Once again: I am asking you to STOP asking the vulnerable and disenfranchised to be civil and polite to people who believe they are subhuman and to START telling people who believe xyz about the disenfranchised that their views are not welcome.

Is it harsh to use language such as this to describe someone like our eggy political figure Farage? Allow me to present the receipts: in June last year, just weeks before the Brexit vote,  Nigel unveiled the now infamous  “Breaking Point” poster for the Leave campaign. He took a photograph of Syrian refugees crossing the border from Slovenia into Croatia taken in October 2015, and used it as a means to tell UK residents to leave the European Union. People fleeing their homes from war, vulnerable people, were twisted and turned into a scaremongering caricature and we were asked to view this as acceptable political discourse.

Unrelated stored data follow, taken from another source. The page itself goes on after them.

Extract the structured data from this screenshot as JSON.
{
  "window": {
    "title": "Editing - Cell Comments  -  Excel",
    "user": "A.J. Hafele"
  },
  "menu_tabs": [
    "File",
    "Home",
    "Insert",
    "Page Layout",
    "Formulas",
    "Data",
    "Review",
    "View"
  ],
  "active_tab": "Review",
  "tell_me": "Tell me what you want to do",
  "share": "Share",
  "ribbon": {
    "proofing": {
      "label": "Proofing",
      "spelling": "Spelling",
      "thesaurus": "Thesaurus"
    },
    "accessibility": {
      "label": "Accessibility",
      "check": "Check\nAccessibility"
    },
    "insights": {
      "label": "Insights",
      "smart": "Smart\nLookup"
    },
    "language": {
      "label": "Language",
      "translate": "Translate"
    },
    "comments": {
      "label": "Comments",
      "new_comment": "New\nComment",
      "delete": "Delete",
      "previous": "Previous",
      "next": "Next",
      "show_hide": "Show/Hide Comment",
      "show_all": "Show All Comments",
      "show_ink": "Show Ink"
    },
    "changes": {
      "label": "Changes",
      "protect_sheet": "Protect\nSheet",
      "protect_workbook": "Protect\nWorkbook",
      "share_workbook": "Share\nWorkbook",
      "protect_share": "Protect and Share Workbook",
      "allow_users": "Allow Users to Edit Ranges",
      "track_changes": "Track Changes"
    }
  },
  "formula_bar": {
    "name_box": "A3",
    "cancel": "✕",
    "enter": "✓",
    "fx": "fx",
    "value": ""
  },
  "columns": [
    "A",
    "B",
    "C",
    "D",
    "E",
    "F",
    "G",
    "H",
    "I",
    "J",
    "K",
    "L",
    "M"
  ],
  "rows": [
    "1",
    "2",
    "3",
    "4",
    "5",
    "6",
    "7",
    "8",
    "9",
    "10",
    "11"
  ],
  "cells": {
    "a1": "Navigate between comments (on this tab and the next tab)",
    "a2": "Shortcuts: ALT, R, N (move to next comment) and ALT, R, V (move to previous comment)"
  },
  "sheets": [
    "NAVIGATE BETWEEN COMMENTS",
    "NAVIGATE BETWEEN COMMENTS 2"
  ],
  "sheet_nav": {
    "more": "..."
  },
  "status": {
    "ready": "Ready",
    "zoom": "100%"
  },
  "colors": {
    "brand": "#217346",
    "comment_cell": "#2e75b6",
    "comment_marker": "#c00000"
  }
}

This is a man who has said that “any normal and fair-minded person would have a perfect right to be concerned if a group of Romanian people suddenly moved in next door”, on talk radio when talking about immigration. “Tuberculosis is costing the National Health Service a great deal of money, and much of that is coming from southern and eastern Europe,” was his defence of a previous statement lambasting foreigners with HIV being given NHS care.

Allowing such things to be said, without question, without proper challenging, has led us to a crossroads where are now, where the Overton window is in such a place that last year in the week after the Brexit vote, racially and religiously motivated hate crimes saw a 41% rise.

In Steven Levitt and Stephen Dubner’s 2005 book Freakanomics, there’s a chapter dedicated to the post Civil War rise and fall of the Ku Klux Klan. In the 1940s a reformed Klansman infiltrated the heart of the organisation learning all their secrets and plans.

Along with writer Stetson Kennedy, the deep cover agent “John Brown” worked to expose these coveted secrets and then share them on a daily talk radio show Superman. This show took the Klan’s most personal secrets and turned them cartoonish villains. In not standing by while the KKK grew, in working to disrupt their information channels, John Brown and Stetson Kennedy defanged the monster in the corner, helping decrease the Klan’s influence on America.

That is not to say we will solely heal the rifts in the world with satire and twee and jokes and eggs, but a time where the world seems more fraught than ever, where the KKK openly celebrated the President’s  inauguration and David Duke tweets him (((suggestions))), inaction is the enemy. Inaction disguised as tolerance in the face of moral indecency is naive at best, and harmful at worst.

Do something, even if it is so silly as to throw a raw little egg.